Time: 173667.434 ms (02:53.667)

limit 10:
https://explain.depesz.com/s/NbSU

softwareheritage=> explain analyze with filtered_snapshot_branches as (
  select '\xdfea9cb3249b932235b1cd60ed49c5e316a03147'::bytea as snapshot_id, name, target, target_type
  from snapshot_branches
  inner join snapshot_branch on snapshot_branches.branch_id = snapshot_branch.object_id
  where snapshot_id = (select object_id from snapshot where snapshot.id = '\xdfea9cb3249b932235b1cd60ed49c5e316a03147'::bytea)
    and (NULL :: snapshot_target[] is null or target_type = any(NULL :: snapshot_target[]))
)
select snapshot_id, name, target, target_type
from filtered_snapshot_branches
where name >= '\x'::bytea
  and (NULL is null or convert_from(name, 'utf-8') ilike NULL)
  and (NULL is null or convert_from(name, 'utf-8') not ilike NULL)
order by name limit 10;
Time: 895976.065 ms (14:55.976)
                                                                                                   QUERY PLAN                                                                                                     
--------------------------------------------------------------------------------------------------------------------------------------------------------------------------------------------------------------------
 Limit  (cost=1004.01..29804.51 rows=10 width=76) (actual time=148561.091..895901.340 rows=10 loops=1)
   InitPlan 1 (returns $0)
     ->  Index Scan using snapshot_id_idx on snapshot  (cost=0.57..2.59 rows=1 width=8) (actual time=0.032..0.038 rows=1 loops=1)
           Index Cond: ((id)::bytea = '\xdfea9cb3249b932235b1cd60ed49c5e316a03147'::bytea)
   ->  Gather Merge  (cost=1001.43..168852537.02 rows=58628 width=76) (actual time=148561.089..895901.327 rows=10 loops=1)
         Workers Planned: 2
         Params Evaluated: $0
         Workers Launched: 2
         ->  Nested Loop  (cost=1.40..168844769.87 rows=24428 width=76) (actual time=112742.855..633535.913 rows=5 loops=3)
               ->  Parallel Index Scan using snapshot_branch_name_target_target_type_idx on snapshot_branch  (cost=0.70..12612971.47 rows=154824599 width=52) (actual time=0.042..360975.705 rows=78257338 loops=3)
                     Index Cond: (name >= '\x'::bytea)
               ->  Index Only Scan using snapshot_branches_pkey on snapshot_branches  (cost=0.70..1.01 rows=1 width=8) (actual time=0.003..0.003 rows=0 loops=234772013)
                     Index Cond: ((snapshot_id = $0) AND (branch_id = snapshot_branch.object_id))
                     Heap Fetches: 15
 Planning Time: 7.092 ms
 Execution Time: 895901.535 ms
(16 rows)

The query has cleary not the same impact with a limit of 10 or 2

What I do not understand is why the timeout does not occur in production webapp as the query with limit 2 is executed while browsing an origin to resolve the HEAD branch alias.
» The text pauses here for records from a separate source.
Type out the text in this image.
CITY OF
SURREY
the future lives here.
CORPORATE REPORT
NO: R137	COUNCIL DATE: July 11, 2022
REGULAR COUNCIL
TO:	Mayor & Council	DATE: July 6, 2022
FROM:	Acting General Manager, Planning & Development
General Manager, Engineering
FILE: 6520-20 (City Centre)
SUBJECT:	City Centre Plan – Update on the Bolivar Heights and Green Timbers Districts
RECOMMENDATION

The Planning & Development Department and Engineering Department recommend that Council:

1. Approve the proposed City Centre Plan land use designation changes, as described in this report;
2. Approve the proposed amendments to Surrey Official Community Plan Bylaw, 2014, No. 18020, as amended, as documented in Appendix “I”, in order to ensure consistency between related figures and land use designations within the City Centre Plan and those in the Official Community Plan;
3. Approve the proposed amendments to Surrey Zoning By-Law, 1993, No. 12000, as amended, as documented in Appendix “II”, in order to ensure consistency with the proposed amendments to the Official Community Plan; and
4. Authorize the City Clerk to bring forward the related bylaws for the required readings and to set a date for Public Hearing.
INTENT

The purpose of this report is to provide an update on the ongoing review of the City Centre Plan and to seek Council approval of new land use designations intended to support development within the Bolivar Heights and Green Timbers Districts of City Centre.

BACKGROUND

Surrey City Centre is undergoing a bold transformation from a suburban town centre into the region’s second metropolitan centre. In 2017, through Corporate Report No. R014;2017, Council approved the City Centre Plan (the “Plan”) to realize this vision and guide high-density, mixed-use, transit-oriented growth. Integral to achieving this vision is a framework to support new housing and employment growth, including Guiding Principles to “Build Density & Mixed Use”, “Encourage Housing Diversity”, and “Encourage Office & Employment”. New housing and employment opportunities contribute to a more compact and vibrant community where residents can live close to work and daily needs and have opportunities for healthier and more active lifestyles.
To be noted, that query is wrapped in a stored PGSQL procedure (swh_snapshot_get_by_id) so this may be related.

yep it's weird, but after looking at the code of the function, I realized it seems to be a known problem :
https://forge.softwareheritage.org/source/swh-storage/browse/master/swh/storage/sql/40-funcs.sql$665-667

so yes indeed, perhaps increasing the minimum limit as you suggested can do the job

Ack. I guess I will handle that directly in the swh.storage.postgresql.storage.snapshot_get_branches and ensures a minimum of 10 for the limit value.

I have created D5191 to ensure a minimum limit value of 10.